8. What is the legal basis for searching section 702 data for U.S. person identifiers, and what are the applicable guidelines for doing so, if any?

Leaked NSA documents show that in 2011, the NSA changed its “minimization” rules to allow its operatives to search for individual Americans’ communications using their name or other identifying information. Such a change turns warrantless spying with foreign targets—which scoops up information about Americans—into the means for warrantlessly spying on Americans as well. Senator Ron Wyden has said that the NSA is exploiting a loophole potentially allowing “warrantless searches for the phone calls or emails of law-abiding Americans”. Congress should know what the legal basis is for this practice, as well as why the Administration thinks this practice is constitutional.  Congress also needs to know how the government uses this capability.  Does the NSA limit itself to searches only where a “significant purpose” of the acquisition is to obtain foreign intelligence information? Or may any federal agency request a search of information collected under 702, even when the only purpose is law enforcement?

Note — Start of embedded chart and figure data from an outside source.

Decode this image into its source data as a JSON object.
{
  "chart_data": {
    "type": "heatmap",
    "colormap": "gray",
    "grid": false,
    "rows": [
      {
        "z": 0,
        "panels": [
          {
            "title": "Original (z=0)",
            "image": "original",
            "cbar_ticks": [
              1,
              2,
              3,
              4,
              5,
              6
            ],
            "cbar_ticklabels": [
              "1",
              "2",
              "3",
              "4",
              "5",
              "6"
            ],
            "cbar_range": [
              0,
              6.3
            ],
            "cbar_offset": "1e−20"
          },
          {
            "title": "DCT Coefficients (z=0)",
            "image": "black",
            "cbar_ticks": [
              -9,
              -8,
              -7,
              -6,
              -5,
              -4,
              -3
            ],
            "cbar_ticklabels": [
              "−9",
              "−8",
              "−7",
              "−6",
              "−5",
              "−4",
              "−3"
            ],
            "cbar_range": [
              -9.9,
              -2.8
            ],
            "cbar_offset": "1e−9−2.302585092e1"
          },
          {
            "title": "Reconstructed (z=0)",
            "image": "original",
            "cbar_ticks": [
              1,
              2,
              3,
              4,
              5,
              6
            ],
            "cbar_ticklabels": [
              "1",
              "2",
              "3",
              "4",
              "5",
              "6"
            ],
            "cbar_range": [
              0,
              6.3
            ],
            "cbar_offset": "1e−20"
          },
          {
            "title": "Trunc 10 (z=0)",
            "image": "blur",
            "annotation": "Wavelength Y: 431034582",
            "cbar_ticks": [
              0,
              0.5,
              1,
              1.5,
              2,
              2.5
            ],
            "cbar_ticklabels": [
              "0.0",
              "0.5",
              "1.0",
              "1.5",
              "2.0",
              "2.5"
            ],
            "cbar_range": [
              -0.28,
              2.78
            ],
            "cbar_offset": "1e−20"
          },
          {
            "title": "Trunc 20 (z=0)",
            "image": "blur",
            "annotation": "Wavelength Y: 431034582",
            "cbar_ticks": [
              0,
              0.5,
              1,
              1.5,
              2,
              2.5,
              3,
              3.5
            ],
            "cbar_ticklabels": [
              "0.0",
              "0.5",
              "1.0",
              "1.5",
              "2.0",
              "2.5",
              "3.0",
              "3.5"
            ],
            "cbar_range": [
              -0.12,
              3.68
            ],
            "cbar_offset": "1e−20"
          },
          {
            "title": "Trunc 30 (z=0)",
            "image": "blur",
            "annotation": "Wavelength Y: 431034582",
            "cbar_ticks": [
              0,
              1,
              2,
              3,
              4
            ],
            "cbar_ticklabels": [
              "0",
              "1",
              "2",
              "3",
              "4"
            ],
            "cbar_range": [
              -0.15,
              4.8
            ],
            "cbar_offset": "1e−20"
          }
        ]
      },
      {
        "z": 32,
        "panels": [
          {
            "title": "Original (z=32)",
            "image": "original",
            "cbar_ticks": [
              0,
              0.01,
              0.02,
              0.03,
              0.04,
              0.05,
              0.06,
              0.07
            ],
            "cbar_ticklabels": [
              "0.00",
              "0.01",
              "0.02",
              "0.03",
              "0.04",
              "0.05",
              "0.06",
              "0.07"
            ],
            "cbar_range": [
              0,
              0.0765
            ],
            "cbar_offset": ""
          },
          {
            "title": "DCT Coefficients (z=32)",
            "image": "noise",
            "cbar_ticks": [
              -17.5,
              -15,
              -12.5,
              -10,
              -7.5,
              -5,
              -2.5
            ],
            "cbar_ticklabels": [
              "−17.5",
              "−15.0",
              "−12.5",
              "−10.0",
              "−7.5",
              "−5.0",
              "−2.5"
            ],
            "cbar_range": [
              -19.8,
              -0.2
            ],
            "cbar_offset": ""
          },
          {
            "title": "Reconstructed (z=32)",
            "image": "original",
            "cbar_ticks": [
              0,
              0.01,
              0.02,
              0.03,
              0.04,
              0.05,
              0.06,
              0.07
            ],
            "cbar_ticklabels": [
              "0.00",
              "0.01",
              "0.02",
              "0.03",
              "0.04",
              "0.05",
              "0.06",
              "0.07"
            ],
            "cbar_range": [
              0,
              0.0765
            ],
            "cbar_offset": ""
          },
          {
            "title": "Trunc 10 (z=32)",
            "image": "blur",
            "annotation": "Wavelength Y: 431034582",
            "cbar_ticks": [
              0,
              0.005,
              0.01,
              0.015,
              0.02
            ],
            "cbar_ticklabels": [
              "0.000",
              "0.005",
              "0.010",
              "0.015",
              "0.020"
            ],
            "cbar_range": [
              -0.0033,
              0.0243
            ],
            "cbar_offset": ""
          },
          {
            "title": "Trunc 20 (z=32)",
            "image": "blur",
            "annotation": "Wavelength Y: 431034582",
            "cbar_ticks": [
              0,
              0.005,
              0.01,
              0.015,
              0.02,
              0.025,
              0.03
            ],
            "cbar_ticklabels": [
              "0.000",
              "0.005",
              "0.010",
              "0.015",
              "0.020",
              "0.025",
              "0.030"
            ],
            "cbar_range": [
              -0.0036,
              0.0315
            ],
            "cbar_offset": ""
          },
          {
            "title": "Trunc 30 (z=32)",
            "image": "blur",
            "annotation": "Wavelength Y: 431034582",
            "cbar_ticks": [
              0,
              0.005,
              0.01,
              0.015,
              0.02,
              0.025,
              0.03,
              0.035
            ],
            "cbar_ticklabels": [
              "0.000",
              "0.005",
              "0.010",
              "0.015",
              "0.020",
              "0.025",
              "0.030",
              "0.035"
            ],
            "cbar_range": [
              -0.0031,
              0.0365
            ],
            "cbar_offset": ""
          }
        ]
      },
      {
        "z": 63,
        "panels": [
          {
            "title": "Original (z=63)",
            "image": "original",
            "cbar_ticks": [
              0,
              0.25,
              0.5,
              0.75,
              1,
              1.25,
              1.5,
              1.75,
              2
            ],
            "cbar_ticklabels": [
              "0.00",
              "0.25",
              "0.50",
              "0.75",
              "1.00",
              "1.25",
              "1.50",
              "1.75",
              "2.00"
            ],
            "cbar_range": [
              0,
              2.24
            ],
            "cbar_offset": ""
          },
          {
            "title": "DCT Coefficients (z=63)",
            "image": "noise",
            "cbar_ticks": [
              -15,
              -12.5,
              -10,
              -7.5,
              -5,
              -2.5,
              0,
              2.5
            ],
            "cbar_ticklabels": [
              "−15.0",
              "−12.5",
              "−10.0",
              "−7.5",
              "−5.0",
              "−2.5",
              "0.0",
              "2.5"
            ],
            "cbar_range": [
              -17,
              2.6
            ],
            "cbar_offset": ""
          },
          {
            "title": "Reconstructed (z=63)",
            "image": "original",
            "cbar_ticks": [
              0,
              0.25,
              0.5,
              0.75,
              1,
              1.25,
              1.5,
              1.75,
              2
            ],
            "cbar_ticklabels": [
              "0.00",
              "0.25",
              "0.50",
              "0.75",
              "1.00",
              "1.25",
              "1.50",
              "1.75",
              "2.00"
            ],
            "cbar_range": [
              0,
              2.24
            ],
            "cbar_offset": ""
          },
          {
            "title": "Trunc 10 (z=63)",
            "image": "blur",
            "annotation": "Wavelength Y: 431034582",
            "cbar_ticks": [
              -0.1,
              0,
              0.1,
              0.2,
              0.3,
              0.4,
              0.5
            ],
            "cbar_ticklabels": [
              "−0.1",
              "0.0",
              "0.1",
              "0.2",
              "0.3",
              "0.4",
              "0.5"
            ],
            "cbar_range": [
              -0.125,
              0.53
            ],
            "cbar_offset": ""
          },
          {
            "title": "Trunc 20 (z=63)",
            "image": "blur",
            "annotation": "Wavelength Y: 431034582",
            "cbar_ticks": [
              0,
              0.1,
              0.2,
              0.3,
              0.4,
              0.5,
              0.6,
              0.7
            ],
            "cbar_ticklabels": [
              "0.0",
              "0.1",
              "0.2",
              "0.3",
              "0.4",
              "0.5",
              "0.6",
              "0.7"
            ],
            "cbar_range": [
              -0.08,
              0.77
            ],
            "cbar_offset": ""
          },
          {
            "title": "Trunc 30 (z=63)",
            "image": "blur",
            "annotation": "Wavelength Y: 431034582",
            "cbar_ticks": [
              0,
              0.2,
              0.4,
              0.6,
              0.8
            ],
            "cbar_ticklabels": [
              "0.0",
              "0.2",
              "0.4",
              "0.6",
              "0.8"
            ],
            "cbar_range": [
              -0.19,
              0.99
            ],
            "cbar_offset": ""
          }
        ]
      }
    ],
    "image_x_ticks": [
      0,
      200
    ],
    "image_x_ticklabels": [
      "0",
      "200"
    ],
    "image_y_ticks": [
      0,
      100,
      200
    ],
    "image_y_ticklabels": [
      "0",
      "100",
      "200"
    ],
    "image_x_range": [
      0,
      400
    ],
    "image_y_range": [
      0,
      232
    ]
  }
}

It’s obvious how important these questions are to setting proper surveillance policy, and yet, we do not know the answers. Yet.  Answers to these matters are essential to meaningful oversight and should be a precondition for allowing section 702 collection to continue or for reauthorization of that provision in 2018. As Professor Matt Blaze once said, getting meaningful answers from the NSA is a lot like getting a genie to grant your wishes. Perhaps with careful attention to what we already know, Congress and the PCLOB can accomplish this feat.